Siris let out an exasperated sigh, one that betrayed his exhaustion with life. "If I knew, I would tell you."
"Tell me, then: why did you return to Saranthia?"
"To finish what I started," he said simply.
"That is hardly an answer."
"Answers are the very things I seek."
He grinned at the Deathless' elusiveness, despite the anger in his heart at the death of his fellow daerils, and gestured to Melek. "When he told us of a 'familiar individual' coming back to Saranthia, I knew it was you. But I am still intrigued as to why. You were imprisoned here for two years-" Siris turned his head away "-and have been quiet for some time. What unfinished business have you?"
"Contrary to what you say, I haven't been quiet in the slightest. The Worker of Secrets commands the Deathless, and used them to crush our rebellion."
"Rebellion?" said the Acolyte in disbelief.
"Yes. He killed hundreds of honest, innocent men, and the God King avenged them. It's a strange tale, but Raidriar was a true Aegis until the end." He sounded wistful. "I misjudged him. In his final moments, he sent me a piece of equipment to help me against the Worker, and stop his plans before they escalate and consume us."
"The God King, helping you against the Worker? But that was why you came here originally: to release the Worker, and disobey the Great Pact. How can he be your enemy, and the God King your friend?"

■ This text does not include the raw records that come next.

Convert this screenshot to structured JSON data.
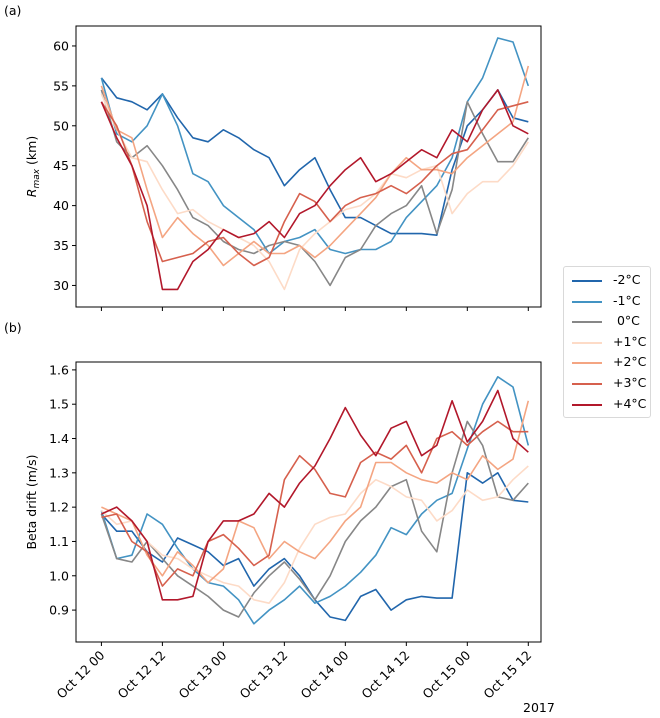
{
  "chart_data": [
    {
      "panel_label": "(a)",
      "type": "line",
      "ylabel": "R_max (km)",
      "ylabel_main": "R",
      "ylabel_sub": "max",
      "ylabel_unit": " (km)",
      "ylim": [
        27.3,
        62.5
      ],
      "yticks": [
        30,
        35,
        40,
        45,
        50,
        55,
        60
      ],
      "ytick_labels": [
        "30",
        "35",
        "40",
        "45",
        "50",
        "55",
        "60"
      ],
      "x_hours": [
        0,
        3,
        6,
        9,
        12,
        15,
        18,
        21,
        24,
        27,
        30,
        33,
        36,
        39,
        42,
        45,
        48,
        51,
        54,
        57,
        60,
        63,
        66,
        69,
        72,
        75,
        78,
        81,
        84
      ],
      "series": [
        {
          "name": "-2°C",
          "color": "#2166ac",
          "values": [
            56,
            53.5,
            53,
            52,
            54,
            51,
            48.5,
            48,
            49.5,
            48.5,
            47,
            46,
            42.5,
            44.5,
            46,
            42,
            38.5,
            38.5,
            37.5,
            36.5,
            36.5,
            36.5,
            36.3,
            44.5,
            50,
            52,
            54.5,
            51,
            50.5
          ]
        },
        {
          "name": "-1°C",
          "color": "#4393c3",
          "values": [
            56,
            49,
            48,
            50,
            54,
            50,
            44,
            43,
            40,
            38.5,
            37,
            34,
            35.5,
            36,
            37,
            34.5,
            34,
            34.5,
            34.5,
            35.5,
            38.5,
            40.5,
            42.5,
            46,
            53,
            56,
            61,
            60.5,
            55
          ]
        },
        {
          "name": "0°C",
          "color": "#878787",
          "values": [
            54.5,
            48,
            46,
            47.5,
            45,
            42,
            38.5,
            37.5,
            35.5,
            34.5,
            34,
            35,
            35.5,
            35,
            33,
            30,
            33.5,
            34.5,
            37.5,
            39,
            40,
            42.5,
            36.5,
            42,
            53,
            49,
            45.5,
            45.5,
            48.5
          ]
        },
        {
          "name": "+1°C",
          "color": "#fddbc7",
          "values": [
            54,
            49.5,
            46,
            45.5,
            42,
            39,
            39.5,
            38,
            37,
            36,
            35,
            33,
            29.5,
            34.5,
            36.5,
            38,
            39.5,
            40,
            41.5,
            44,
            43.5,
            44.5,
            45,
            39,
            41.5,
            43,
            43,
            45,
            48
          ]
        },
        {
          "name": "+2°C",
          "color": "#f4a582",
          "values": [
            55,
            49.5,
            48.5,
            42,
            36,
            38.5,
            36.5,
            35,
            32.5,
            34,
            35.5,
            34,
            34,
            35,
            33.5,
            35,
            37,
            39,
            41,
            44,
            46,
            44.5,
            44.5,
            44,
            46,
            47.5,
            49,
            50.5,
            57.5
          ]
        },
        {
          "name": "+3°C",
          "color": "#d6604d",
          "values": [
            53,
            50,
            45,
            38,
            33,
            33.5,
            34,
            35.5,
            36,
            34,
            32.5,
            33.5,
            38,
            41.5,
            40.5,
            38,
            40,
            41,
            41.5,
            42.5,
            41.5,
            43,
            45,
            46.5,
            47,
            49.5,
            52,
            52.5,
            53
          ]
        },
        {
          "name": "+4°C",
          "color": "#b2182b",
          "values": [
            53,
            48.5,
            45,
            40,
            29.5,
            29.5,
            33,
            34.5,
            37,
            36,
            36.5,
            38,
            36,
            39,
            40,
            42.5,
            44.5,
            46,
            43,
            44,
            45.5,
            47,
            46,
            49.5,
            48,
            52,
            54.5,
            50,
            49
          ]
        }
      ]
    },
    {
      "panel_label": "(b)",
      "type": "line",
      "ylabel": "Beta drift (m/s)",
      "ylim": [
        0.807,
        1.623
      ],
      "yticks": [
        0.9,
        1.0,
        1.1,
        1.2,
        1.3,
        1.4,
        1.5,
        1.6
      ],
      "ytick_labels": [
        "0.9",
        "1.0",
        "1.1",
        "1.2",
        "1.3",
        "1.4",
        "1.5",
        "1.6"
      ],
      "x_hours": [
        0,
        3,
        6,
        9,
        12,
        15,
        18,
        21,
        24,
        27,
        30,
        33,
        36,
        39,
        42,
        45,
        48,
        51,
        54,
        57,
        60,
        63,
        66,
        69,
        72,
        75,
        78,
        81,
        84
      ],
      "series": [
        {
          "name": "-2°C",
          "color": "#2166ac",
          "values": [
            1.18,
            1.13,
            1.13,
            1.07,
            1.04,
            1.11,
            1.09,
            1.07,
            1.03,
            1.05,
            0.97,
            1.02,
            1.05,
            1.0,
            0.93,
            0.88,
            0.87,
            0.94,
            0.96,
            0.9,
            0.93,
            0.94,
            0.935,
            0.935,
            1.3,
            1.27,
            1.3,
            1.22,
            1.215
          ]
        },
        {
          "name": "-1°C",
          "color": "#4393c3",
          "values": [
            1.19,
            1.05,
            1.06,
            1.18,
            1.15,
            1.08,
            1.02,
            0.98,
            0.97,
            0.93,
            0.86,
            0.9,
            0.93,
            0.97,
            0.92,
            0.94,
            0.97,
            1.01,
            1.06,
            1.14,
            1.12,
            1.18,
            1.22,
            1.24,
            1.37,
            1.5,
            1.58,
            1.55,
            1.38
          ]
        },
        {
          "name": "0°C",
          "color": "#878787",
          "values": [
            1.18,
            1.05,
            1.04,
            1.1,
            1.05,
            1.0,
            0.97,
            0.94,
            0.9,
            0.88,
            0.95,
            1.0,
            1.04,
            0.99,
            0.93,
            1.0,
            1.1,
            1.16,
            1.2,
            1.26,
            1.28,
            1.13,
            1.07,
            1.3,
            1.45,
            1.38,
            1.23,
            1.22,
            1.27
          ]
        },
        {
          "name": "+1°C",
          "color": "#fddbc7",
          "values": [
            1.19,
            1.15,
            1.16,
            1.1,
            1.06,
            1.05,
            1.02,
            1.0,
            0.98,
            0.97,
            0.93,
            0.92,
            0.98,
            1.08,
            1.15,
            1.17,
            1.18,
            1.24,
            1.28,
            1.26,
            1.23,
            1.22,
            1.16,
            1.19,
            1.25,
            1.22,
            1.23,
            1.28,
            1.32
          ]
        },
        {
          "name": "+2°C",
          "color": "#f4a582",
          "values": [
            1.2,
            1.18,
            1.16,
            1.06,
            1.0,
            1.07,
            1.03,
            0.98,
            1.02,
            1.16,
            1.14,
            1.05,
            1.1,
            1.07,
            1.05,
            1.1,
            1.16,
            1.2,
            1.33,
            1.33,
            1.3,
            1.28,
            1.27,
            1.3,
            1.28,
            1.35,
            1.31,
            1.34,
            1.51
          ]
        },
        {
          "name": "+3°C",
          "color": "#d6604d",
          "values": [
            1.17,
            1.18,
            1.1,
            1.07,
            0.97,
            1.02,
            1.0,
            1.1,
            1.12,
            1.08,
            1.03,
            1.06,
            1.28,
            1.35,
            1.31,
            1.24,
            1.23,
            1.33,
            1.36,
            1.34,
            1.38,
            1.3,
            1.4,
            1.42,
            1.38,
            1.42,
            1.45,
            1.42,
            1.42
          ]
        },
        {
          "name": "+4°C",
          "color": "#b2182b",
          "values": [
            1.18,
            1.2,
            1.16,
            1.1,
            0.93,
            0.93,
            0.94,
            1.1,
            1.16,
            1.16,
            1.18,
            1.24,
            1.2,
            1.27,
            1.32,
            1.4,
            1.49,
            1.41,
            1.35,
            1.43,
            1.45,
            1.35,
            1.38,
            1.51,
            1.39,
            1.45,
            1.54,
            1.4,
            1.36
          ]
        }
      ]
    }
  ],
  "xaxis": {
    "tick_hours": [
      0,
      12,
      24,
      36,
      48,
      60,
      72,
      84
    ],
    "tick_labels": [
      "Oct 12 00",
      "Oct 12 12",
      "Oct 13 00",
      "Oct 13 12",
      "Oct 14 00",
      "Oct 14 12",
      "Oct 15 00",
      "Oct 15 12"
    ],
    "xlim_hours": [
      -5,
      86.5
    ],
    "offset_label": "2017"
  },
  "legend": {
    "placement": "right",
    "entries": [
      {
        "label": "-2°C",
        "color": "#2166ac"
      },
      {
        "label": "-1°C",
        "color": "#4393c3"
      },
      {
        "label": " 0°C",
        "color": "#878787"
      },
      {
        "label": "+1°C",
        "color": "#fddbc7"
      },
      {
        "label": "+2°C",
        "color": "#f4a582"
      },
      {
        "label": "+3°C",
        "color": "#d6604d"
      },
      {
        "label": "+4°C",
        "color": "#b2182b"
      }
    ]
  }
}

"In times of desperation, you see the truth."
"How poetic," remarked the Acolyte dryly. "Nevertheless, I cannot let you leave here unscathed. There was some truth in that Deathless named Melek: I have a purpose, and I must fulfil it."
Siris stepped forwards. "You don't have to fight me. Join Isa and I. Fight against the Deathless and the Worker. You have a higher purpose than this - we all do."
"No. I am merely a feral beast driven by base desires." He said it mockingly, and was pleased to see Siris ball his fists as he remembered. "Face me, Siris, and see how wrong you are when it comes to destiny."